Difficult decisions are hard
Today I've been thinking about hard decisions and how sometimes they're not actually hard, just difficult, because you know the right decision is the difficult decision and it's hard to draw a line under it and say "that's my decision; it's the right thing to do" it's so much easier to talk around the kernal of the thing and let emotions get involved and rose-coloured-glass your way to a pretend future that really doesn't stack up against the data as it's presented to you for the difficult decision and you know that if you listen to those circling convince'ations it's just delaying the decision or actually making it harder and more difficult down the track.
This year I have been lucky enough to win a place on a training course at work. It's an over subscribed year-long course with the goal to bring more women into leadership positions.
As I spent hours on the application last year, I had a rose-coloured view of my 2015 where I'd learn how to lead; learn the secrets; learn all the magic that makes for a good leader. Over these, the first weeks of the year, it's dawning on me there is no magic words; no secret code; just difficult things that are hard to face.
This morning I told a veterinarian that it was my wish to euthanise one of my rabbits.
As I type that sentence I hope you realise it wasn't as concise or as clear as it appears.
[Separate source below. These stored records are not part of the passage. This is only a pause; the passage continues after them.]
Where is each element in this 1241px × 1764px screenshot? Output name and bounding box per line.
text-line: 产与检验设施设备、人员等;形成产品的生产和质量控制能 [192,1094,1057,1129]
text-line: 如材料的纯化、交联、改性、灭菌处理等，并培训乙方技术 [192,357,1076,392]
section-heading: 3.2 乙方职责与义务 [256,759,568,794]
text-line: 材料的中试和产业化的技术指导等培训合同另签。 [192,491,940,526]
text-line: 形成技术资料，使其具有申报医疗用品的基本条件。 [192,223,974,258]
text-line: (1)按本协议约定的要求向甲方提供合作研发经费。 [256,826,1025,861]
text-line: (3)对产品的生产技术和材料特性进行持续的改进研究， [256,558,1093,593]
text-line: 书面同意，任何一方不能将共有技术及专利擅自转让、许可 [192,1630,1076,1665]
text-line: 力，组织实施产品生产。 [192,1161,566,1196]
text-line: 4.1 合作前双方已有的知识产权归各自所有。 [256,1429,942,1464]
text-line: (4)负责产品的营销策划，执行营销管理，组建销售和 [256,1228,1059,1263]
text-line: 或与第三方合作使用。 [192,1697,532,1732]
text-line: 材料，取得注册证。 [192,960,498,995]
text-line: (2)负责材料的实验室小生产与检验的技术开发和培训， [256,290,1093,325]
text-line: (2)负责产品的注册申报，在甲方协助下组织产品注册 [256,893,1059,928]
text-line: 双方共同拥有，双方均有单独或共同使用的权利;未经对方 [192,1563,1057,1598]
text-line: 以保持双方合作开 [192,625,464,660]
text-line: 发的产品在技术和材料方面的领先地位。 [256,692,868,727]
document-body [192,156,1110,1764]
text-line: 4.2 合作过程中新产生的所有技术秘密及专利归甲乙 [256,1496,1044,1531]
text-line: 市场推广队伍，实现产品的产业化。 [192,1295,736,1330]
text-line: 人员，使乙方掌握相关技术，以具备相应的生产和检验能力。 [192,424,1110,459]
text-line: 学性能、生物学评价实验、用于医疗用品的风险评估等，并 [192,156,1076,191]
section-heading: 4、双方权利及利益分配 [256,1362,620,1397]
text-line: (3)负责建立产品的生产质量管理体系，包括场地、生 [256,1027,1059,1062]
The tears started even before I started speaking; a sob caught me three words in; by the end I was crying with my fingers in soft rabbit fur. After they took her away, and I paid the final bill, I sat in my car and sobbed.
She'd been at the vet's under hospital care for nearly five days, on a drip for fluids, antibiotics for the parasite they found in her gut, drugs trying to shift and dissolve the blockage in her intestines, being hand fed pro-biotic yoghurt in hopes of getting the good bacteria back into her gut.
Today we saw that she hadn't improved. She hadn't worsened though, and as she ate the coriander I had brought her my heart insisting that a few more days we would see her turn around. I could feel the bones of her spine and her hips under her glossy fur she'd lost so much weight - it was glossy and soft and clean - was that a sign she was pulling through? It had been dull a week ago - was the fur a sign she was actually getting better?
I was imagining that maybe today wasn't the day for my difficult decision after all.
Like all big decisions, I had thought a lot about it over the last few days. I spent time talking to the vet every day, taking her advice which was really a couple of options - she would have operated on the rabbit if I'd said to but it was a very high probability the rabbit wouldn't survive long after the surgery. When I thought about the decision, I concentrated on what was best for the bunny - not how to delay the sadness of losing her and probably prolonging her suffering.
When making this decision the only thing I needed to focus on was the rabbit's well being. Her quality of life was poor and unlikely to change, and while we were managing her pain we wouldn't always be able to do that. Without medication she would be in pain. She would also know she was very sick which was why she had separated herself from her hutch mates in the first place. Rabbits are prey animals so they hide weakness such as an illness or an injury and that would put more stress on her.
I can't tie this to the original thought of leadership - well not yet, anyway. Or where this post was even going so I'm just going to stop typing.